И она застонала беззвучно – не будет у нее от него детей... Пускай бы с кулаками кинулся на Данилу, ну схватили бы его, скрутили... все равно, не дала бы его бить... Пускай бы нож всадил в грудь своему врагу – и это она простила бы! Но не простит никогда того, что он отрекся от ее... от своих детей!

И она, закрыв глаза ладонью, безутешно заплакала.

– Успокойся, глупая! Ну, не будем резать. Поняла? Магарыч поставят. Четверть. Обойдется им это в четыре целковых... Ну, вытряхивайте мошну!

– Мы завтра... ни копеечки...

– Ну, ладно. Отпустим их на все четыре стороны. Только возьмем залог. Должно быть, штаны.

– Да, да! – радостно загорланили буковские парубки. – Не иначе как штаны!

– Вытряхивайтесь! – велел Данько. – И по доброй воле, а не то стащим и подштанники. Поняли?

Подручные Данилы перемигивались, хихикали.

Чернявый половецкий парубок икал или всхлипывал. Приземистый вдруг рванулся и, свалив одного из буковских, бросился бежать. Его догнали, схватили и, навалившись гурьбой, разули и стянули штаны.

– Обувай свои опорки и катись домой! – пнул его ногою Данила.

Кое-как намотав онучи, парубок обулся, вскочил на ноги и отбежал в сторону.

– Буковские бандюги! Зеленые! Порешу! Не суйтесь в Половцы!

– Гавкай, гавкай!
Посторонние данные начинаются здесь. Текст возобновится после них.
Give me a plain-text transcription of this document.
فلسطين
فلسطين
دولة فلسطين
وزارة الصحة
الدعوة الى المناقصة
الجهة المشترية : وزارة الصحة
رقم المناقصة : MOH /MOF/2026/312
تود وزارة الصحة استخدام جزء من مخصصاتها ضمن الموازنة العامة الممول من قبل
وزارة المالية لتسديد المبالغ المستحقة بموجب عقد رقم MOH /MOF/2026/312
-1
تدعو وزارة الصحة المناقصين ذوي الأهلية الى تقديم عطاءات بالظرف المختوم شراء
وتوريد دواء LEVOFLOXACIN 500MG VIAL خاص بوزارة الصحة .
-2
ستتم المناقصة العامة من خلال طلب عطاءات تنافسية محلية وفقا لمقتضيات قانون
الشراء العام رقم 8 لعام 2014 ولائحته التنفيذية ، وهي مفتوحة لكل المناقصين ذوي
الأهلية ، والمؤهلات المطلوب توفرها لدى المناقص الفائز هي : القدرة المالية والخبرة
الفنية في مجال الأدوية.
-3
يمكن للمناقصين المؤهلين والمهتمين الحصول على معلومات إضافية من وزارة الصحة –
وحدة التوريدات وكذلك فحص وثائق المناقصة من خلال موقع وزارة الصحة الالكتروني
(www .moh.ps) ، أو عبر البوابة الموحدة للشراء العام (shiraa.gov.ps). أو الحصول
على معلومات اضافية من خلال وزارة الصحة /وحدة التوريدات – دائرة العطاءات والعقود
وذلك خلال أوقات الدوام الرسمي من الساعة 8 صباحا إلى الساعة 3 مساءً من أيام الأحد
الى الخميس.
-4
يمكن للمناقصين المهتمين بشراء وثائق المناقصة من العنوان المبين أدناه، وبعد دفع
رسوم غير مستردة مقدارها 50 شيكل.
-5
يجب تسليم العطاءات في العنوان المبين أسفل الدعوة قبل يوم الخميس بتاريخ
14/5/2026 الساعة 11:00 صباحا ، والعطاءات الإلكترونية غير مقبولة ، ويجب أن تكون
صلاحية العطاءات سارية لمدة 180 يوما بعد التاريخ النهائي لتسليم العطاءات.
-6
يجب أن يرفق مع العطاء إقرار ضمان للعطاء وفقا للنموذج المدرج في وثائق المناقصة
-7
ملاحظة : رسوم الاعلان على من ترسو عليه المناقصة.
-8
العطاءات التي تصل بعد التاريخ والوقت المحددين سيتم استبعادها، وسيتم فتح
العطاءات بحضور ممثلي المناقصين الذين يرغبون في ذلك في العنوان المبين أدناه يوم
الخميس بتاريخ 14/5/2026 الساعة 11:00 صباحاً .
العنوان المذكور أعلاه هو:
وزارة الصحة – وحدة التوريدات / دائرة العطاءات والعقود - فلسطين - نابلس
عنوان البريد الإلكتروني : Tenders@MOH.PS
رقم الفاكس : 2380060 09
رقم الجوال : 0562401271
Мы тебя боимся, как прошлогоднего снега.

– Ну, а ты чего стесняешься? – подступил Данила к чернявому.

– П-п-пустите!.. Ей-богу, не буду! Да пустите... у меня роматиз...

Буковские шалопаи едва не попадали от хохота.

– Если б это летом, так мы б тебя крапивою! Или в роголистник! Дюже сильно помогает!

– А то еще молочаем!

– Ничего! Мы его и так полечим! – причмокнул Данько.

И вдруг к нему шагнула Яринка:

– Пусти его, говорю!

– Ой! – засмеялся Данько.

– Пусти, говорю, гадкий! А то...

– А то что?

– Плюну в глаза!

– А не шутишь?

– Сроду с дураками не шутила!

– А ты знаешь, что тебе за это будет?.. И не сейчас, а потом... потом...

– А этого "потом" не будет!

– "Заплакала Марусина свои карие очи!.." – хрипло пропел Данько. Это про тебя.

– Так вот тебе задаток! – И девушка наотмашь дала Даниле пощечину. Ну? Получил? А сейчас приведу Ригора... с ружжом! Пускай заберет в холодную!

– Ты!.. У-ух ты!.. Ум-м! Ну, подожди!.. Теперь понял: он к тебе стежку протаптывал! К тебе!

– А хотя бы и ко мне? Какое тебе дело? Сосватал? Иль, думаешь, зимой тыкву не найду?..

– Ну, ладно! Назад он на карачках полезет!.. Хлопцы, разгоните девок! А с этим мы пойдем на плотину. Вот смеху будет!.. – Данько повернулся к Яринке: – Не будем его ни бить, ни топить. А будет он на шарварок* камни возить.

_______________

* Ш а р в а р о к – общинная повинность крестьян по починке дорог, плотин (укр.).

Всей гурьбой двинулись к плотине.

Там еще с осени навозили штабель камней исправлять шоссе.

Камни смерзлись, и первый булыжник едва вывернули. Когда набралось три или четыре, Данько махнул рукой:

– Хватит!.. Еще ж и погонщик будет. – Толкнул половецкого под бок: Эй, как тебя кличут?

– Павло...

– Ну вот, Павлуха, придется тебе эти камни по ту сторону плотины возить. Держи полу.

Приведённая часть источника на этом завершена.